1
votes

I am working on an exercise while trying to learn the Isar language. I have the following script for a lemma about lists.

lemma "EX ys zs. xs = ys @ zs ∧ (length ys = length zs ∨ length ys = length zs + 1)"
proof -
show ?thesis by blast (* L *) 
qed

Isabelle seems to accept this, but there are some things confusing me.

First, although Isabelle states "Successful attempt to solve goal" and "No subgoals!" at position (* L *), the string "by blast" continues to be highlighted, which suggests to me that this method has not terminated. Is this the case? If so, is my proof actually valid according to Isabelle?

In general, I have noticed that if I write anything at all in place of "blast" in my script, then Isabelle will state the same things in the output except that it may also state at the bottom in red that there is some failure. Even so, if I write "qed" afterwards, Isabelle seems to accept the lemma as proved. What is going on here? How exactly do I know when my proof is considered valid?

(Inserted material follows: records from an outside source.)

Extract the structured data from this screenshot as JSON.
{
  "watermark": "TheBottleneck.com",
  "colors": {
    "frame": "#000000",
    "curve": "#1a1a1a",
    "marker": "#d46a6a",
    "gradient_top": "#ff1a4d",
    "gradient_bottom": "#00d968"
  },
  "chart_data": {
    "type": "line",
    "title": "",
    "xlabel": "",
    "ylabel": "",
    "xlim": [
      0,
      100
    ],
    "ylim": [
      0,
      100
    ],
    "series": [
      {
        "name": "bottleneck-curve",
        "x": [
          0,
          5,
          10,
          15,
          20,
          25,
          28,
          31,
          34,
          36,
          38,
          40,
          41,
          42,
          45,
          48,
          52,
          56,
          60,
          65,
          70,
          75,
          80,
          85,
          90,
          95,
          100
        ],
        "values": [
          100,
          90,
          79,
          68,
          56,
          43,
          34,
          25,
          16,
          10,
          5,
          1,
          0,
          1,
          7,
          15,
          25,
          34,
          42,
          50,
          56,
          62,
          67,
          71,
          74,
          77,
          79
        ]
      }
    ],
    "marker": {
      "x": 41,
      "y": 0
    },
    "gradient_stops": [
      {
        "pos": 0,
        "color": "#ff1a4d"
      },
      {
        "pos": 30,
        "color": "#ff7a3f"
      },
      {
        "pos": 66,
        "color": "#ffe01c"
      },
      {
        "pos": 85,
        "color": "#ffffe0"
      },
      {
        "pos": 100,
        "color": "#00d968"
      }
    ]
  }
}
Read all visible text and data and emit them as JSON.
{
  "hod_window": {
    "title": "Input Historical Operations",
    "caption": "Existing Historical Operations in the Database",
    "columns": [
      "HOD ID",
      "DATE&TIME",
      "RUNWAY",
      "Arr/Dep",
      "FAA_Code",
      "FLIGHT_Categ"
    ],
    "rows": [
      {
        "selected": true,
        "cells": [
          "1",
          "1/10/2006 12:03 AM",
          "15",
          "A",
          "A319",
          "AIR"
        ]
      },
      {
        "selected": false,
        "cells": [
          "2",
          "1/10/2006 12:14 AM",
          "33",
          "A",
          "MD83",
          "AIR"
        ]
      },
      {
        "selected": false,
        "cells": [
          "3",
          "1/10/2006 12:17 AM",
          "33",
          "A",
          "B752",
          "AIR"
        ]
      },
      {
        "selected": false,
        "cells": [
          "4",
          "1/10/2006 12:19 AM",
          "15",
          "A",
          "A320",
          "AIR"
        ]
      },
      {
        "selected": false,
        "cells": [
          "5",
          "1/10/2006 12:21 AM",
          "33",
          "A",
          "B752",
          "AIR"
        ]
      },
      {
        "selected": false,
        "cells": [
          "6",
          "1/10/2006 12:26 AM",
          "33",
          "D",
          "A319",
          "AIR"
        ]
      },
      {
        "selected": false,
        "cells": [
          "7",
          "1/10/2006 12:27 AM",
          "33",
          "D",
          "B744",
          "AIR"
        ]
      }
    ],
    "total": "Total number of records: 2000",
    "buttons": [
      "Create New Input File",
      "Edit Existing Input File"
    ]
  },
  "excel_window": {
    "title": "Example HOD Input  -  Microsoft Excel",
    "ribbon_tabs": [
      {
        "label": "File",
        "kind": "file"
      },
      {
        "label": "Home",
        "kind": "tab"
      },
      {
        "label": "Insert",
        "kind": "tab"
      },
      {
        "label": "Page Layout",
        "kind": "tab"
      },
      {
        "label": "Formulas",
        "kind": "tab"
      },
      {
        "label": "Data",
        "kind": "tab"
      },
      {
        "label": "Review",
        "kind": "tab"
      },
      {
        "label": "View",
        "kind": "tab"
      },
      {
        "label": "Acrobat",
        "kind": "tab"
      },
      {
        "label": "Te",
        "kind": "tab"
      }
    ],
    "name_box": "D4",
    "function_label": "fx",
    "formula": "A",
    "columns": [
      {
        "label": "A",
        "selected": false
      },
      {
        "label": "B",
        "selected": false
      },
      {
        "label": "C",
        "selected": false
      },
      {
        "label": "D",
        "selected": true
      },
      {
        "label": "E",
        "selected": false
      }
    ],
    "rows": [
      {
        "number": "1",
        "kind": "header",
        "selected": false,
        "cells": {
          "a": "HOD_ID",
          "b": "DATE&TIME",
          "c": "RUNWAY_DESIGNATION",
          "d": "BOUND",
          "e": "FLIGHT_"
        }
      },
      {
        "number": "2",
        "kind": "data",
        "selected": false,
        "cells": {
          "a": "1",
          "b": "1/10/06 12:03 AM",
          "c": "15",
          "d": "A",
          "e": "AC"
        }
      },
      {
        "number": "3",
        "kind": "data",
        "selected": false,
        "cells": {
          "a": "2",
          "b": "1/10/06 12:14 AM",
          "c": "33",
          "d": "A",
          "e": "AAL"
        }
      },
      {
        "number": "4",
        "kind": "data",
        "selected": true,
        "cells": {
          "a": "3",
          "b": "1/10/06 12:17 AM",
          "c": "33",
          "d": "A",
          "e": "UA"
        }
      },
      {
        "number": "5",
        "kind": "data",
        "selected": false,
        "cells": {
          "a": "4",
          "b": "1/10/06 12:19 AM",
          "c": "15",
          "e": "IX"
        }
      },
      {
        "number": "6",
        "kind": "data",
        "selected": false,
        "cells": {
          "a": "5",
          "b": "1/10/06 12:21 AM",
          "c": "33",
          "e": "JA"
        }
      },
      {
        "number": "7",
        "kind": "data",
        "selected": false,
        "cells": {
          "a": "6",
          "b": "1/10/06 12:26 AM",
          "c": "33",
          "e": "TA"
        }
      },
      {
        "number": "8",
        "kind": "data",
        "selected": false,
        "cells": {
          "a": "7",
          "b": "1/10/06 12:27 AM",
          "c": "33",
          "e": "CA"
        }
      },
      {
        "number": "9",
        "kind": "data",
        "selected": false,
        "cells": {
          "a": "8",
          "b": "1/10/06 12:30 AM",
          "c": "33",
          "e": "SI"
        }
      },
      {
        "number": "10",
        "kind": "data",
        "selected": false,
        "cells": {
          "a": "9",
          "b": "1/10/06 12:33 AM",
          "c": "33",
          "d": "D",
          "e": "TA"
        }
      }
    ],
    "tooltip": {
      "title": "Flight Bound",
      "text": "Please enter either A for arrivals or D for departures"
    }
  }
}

Any insight is much appreciated!

1

1 Answers

2
votes

If some method did not terminate, or there is some explicit failure message, then your proof is not accepted. Just the parallel processing of the prover-IDE permits you to continue as if the proof would have been successful.

To check whether all of your proofs are okay, the safest way is to run isabelle build, or you can inspect in the theory panel in Isabelle/jEdit, whether your theory got a bold black border, which also indicates successful processing.